Des révélations accablantes
L'enquête publiée récemment par le quotidien américain, basée sur des témoignages d'anciens employés couvrant la période 2009-2017, décrit un environnement de travail toxique. Selon ces témoignages, le chef aurait porté des coups de poing à des employés, utilisé des équipements de cuisine pour frapper, et proféré des menaces visant à ternir la réputation professionnelle de travailleurs du secteur.

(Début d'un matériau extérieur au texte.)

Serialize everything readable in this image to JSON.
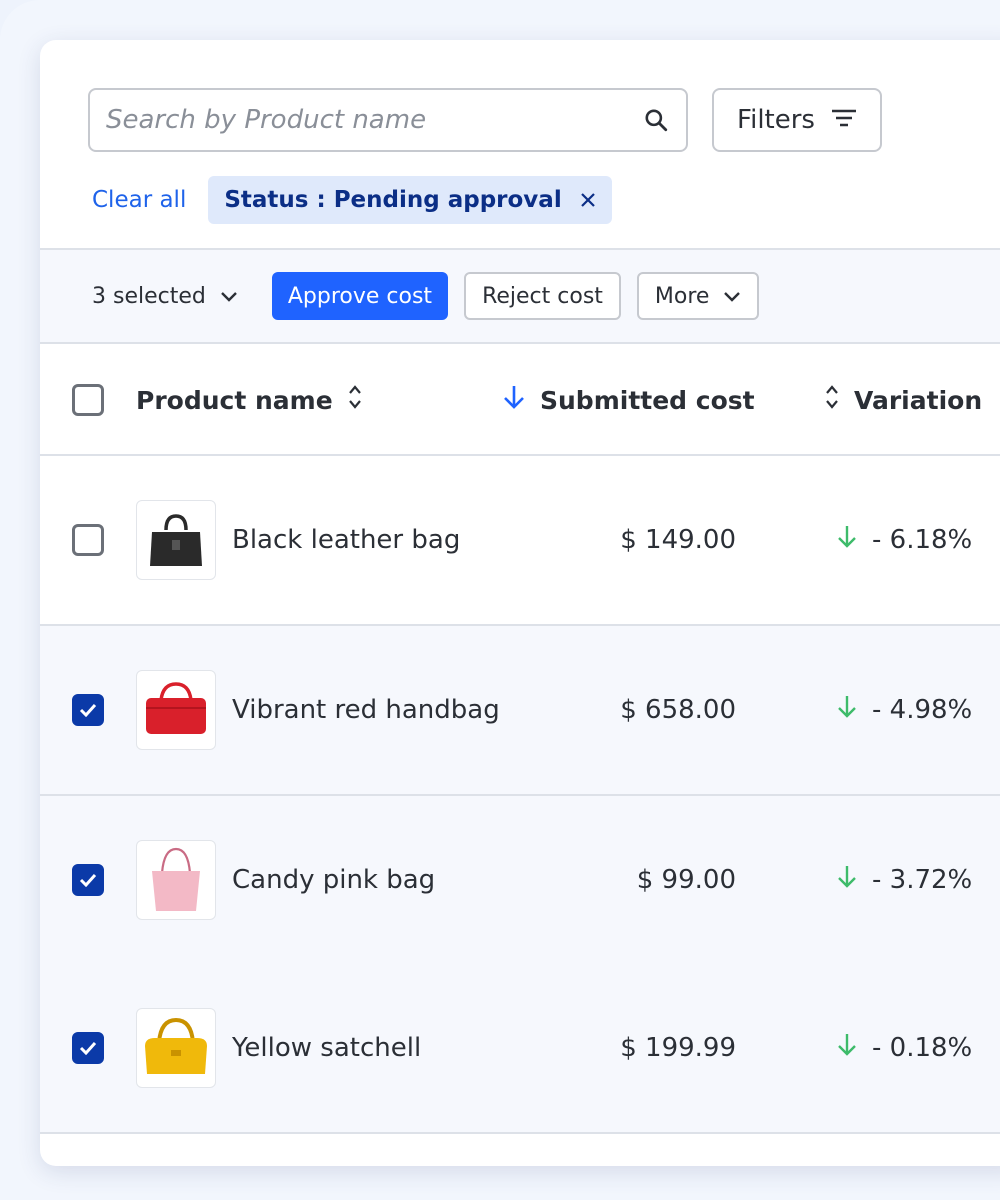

Visiblement ému dans une vidéo postée sur Instagram, René Redzepi a présenté ses excuses : « Après plus de deux décennies passées à construire et diriger ce restaurant, j'ai décidé de me retirer ». Le chef de 48 ans a reconnu que « des excuses ne sont pas suffisantes » et qu'il « assume la responsabilité de [ses] actes ». Il a également annoncé sa démission du conseil d'administration d'une association caritative qu'il avait fondée.
Un passé déjà trouble
Ce n'est pas la première fois que le chef évoque ses comportements problématiques. Dès 2015, dans un livre, il écrivait : « Je me suis conduit en tyran pendant une grande partie de ma carrière ». Formé notamment à El Bulli de Ferran Adria et au French Laundry, René Redzepi avait déjà admis avoir perdu son sang-froid en cuisine par le passé.
Le noma, dont le nom est l'abréviation des mots danois « nordisk » (nordique) et « mad » (nourriture), avait ouvert sur un quai du centre de Copenhague en 2003. Après une fermeture en 2016, il avait rouvert deux ans plus tard dans un quartier plus excentré et arboré de la capitale danoise. L'établissement avait été désigné meilleur restaurant du monde à quatre reprises (2010, 2011, 2012 et 2014) par le magazine Restaurant.
La pression monte
En février 2026, l'ancien responsable du laboratoire de fermentation du noma, Jason Ignacio White, avait publiquement dénoncé les violences dont il aurait été témoin. « Noma n'est pas une histoire d'innovation. C'est l'histoire d'un maniaque qui a instauré une culture de peur, d'abus et d'exploitation », avait-il affirmé sur les réseaux sociaux.
Mercredi 11 mars 2026, un groupe de manifestants s'était rassemblé devant la résidence que devait ouvrir René Redzepi à Los Angeles. Brandissant des pancartes avec des slogans comme « Noma m'a brisé » ou « Pas d'étoile Michelin pour la violence », ils réclamaient la démission du chef, qui a finalement cédé.
L'avenir du noma
Malgré ce départ, René Redzepi assure que l'aventure noma continue : « Pour tous ceux qui se demandent ce que cela signifie pour le restaurant, permettez-moi d'être clair : l'équipe de noma est, aujourd'hui, plus forte et plus inspirante qu'elle ait jamais été ». Il a confirmé que la résidence en Californie se poursuivrait et que le restaurant de Copenhague rouvrirait ses portes comme prévu.
Le noma a récemment ouvert une boutique dans une serre devant son restaurant, avec l'ambition de démocratiser les produits employés dans ses recettes. Connu pour ses plats créatifs utilisant des ingrédients fermentés et des bouillons sophistiqués (avec des menus coûtant plusieurs centaines d'euros), l'établissement conserve ses étoiles Michelin.
Ce départ marque un tournant dans le monde de la haute cuisine, un secteur réputé pour ses conditions de travail extrêmement dures et qui fait face, ces dernières années, à une libération de la parole concernant le traitement infligé aux employés.